Gr_collage Nederland_middle

Advies Nieuwe toepassingen van genetische kennis in de gezondheidszorg: Welke kennis is nodig?

Inleiding

Genomics beslaat binnen de geneeskunde een zeer breed terrein van onderzoek, variërend van het opsporen van genetisch bepaalde risicofactoren voor bepaalde aandoeningen tot het ontwikkelen van geneesmiddelen. De ministers van VWS en OCenW hebben de Raad voor Gezondheidsonderzoek (RGO) gevraagd welke kennisontwikkeling nodig is om de producten, hulpmiddelen en zorgpraktijken die voortkomen uit het genomics-onderzoek op een verantwoorde wijze maatschappelijk in te bedden.

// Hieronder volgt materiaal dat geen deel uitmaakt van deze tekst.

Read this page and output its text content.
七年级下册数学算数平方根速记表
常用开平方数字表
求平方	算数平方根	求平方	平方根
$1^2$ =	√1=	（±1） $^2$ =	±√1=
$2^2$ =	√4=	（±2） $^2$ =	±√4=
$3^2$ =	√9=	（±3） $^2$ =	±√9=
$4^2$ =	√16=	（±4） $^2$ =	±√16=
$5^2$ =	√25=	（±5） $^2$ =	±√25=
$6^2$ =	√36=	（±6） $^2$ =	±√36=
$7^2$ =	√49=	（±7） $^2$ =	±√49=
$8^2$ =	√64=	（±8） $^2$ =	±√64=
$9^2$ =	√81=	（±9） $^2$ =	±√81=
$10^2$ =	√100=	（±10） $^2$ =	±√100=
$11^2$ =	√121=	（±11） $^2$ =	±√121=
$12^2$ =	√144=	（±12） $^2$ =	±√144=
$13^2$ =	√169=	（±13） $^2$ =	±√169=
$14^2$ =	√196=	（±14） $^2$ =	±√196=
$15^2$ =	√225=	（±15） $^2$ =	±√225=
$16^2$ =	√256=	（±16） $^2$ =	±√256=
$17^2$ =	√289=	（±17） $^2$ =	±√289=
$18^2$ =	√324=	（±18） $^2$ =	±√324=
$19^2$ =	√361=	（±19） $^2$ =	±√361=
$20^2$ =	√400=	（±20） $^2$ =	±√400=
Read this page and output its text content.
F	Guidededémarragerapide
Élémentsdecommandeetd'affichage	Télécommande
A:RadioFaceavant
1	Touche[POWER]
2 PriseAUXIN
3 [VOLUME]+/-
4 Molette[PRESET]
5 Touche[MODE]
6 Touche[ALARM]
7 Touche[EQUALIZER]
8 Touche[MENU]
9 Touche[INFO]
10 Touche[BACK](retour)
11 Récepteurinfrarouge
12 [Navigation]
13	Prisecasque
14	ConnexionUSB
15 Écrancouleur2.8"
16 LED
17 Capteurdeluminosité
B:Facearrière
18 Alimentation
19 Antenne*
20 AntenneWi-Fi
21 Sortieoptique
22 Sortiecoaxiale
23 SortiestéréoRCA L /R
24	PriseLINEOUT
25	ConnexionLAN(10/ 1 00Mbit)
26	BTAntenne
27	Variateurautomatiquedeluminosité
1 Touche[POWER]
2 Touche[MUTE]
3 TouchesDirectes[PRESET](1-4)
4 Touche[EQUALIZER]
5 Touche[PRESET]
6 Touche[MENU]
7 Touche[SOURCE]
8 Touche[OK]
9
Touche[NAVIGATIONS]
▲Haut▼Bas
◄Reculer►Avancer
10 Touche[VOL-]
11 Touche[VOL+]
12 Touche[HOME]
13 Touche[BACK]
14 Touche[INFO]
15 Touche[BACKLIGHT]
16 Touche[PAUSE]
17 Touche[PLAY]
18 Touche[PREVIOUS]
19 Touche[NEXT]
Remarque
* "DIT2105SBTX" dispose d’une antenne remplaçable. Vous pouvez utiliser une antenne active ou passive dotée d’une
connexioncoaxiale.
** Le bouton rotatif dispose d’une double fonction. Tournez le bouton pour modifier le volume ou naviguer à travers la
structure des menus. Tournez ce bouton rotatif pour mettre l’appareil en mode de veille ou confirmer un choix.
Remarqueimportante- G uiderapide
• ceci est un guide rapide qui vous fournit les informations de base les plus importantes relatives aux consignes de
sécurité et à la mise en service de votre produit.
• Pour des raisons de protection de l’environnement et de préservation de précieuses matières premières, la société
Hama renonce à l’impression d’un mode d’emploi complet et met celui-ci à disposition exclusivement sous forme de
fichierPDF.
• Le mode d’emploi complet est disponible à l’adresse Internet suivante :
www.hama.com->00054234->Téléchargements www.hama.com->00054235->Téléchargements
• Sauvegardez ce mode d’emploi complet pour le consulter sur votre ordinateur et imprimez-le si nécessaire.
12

De RGO heeft zich gericht op aandachtsvelden waarbinnen het onderzoek op relatief korte termijn (in de komende vijf jaar) consequenties zou kunnen hebben voor de gezondheidszorg. Deze aandachtsvelden zijn diagnostiek, farmacogenetica en sommige erfelijke ziekten op volwassen leeftijd. Verder wijdt de Raad een korte beschouwing aan het onderwerp genetische screening. De centrale vraag was welk onderzoek nodig is om de huidige genetische kennis en beschikbare technieken efficiënt te kunnen toepassen in de medische praktijk. Op basis van gegevens uit de literatuur, gesprekken met deskundigen en de ontwikkelingen tijdens de voorbereiding van het advies zijn aanbevelingen voor onderzoek geformuleerd.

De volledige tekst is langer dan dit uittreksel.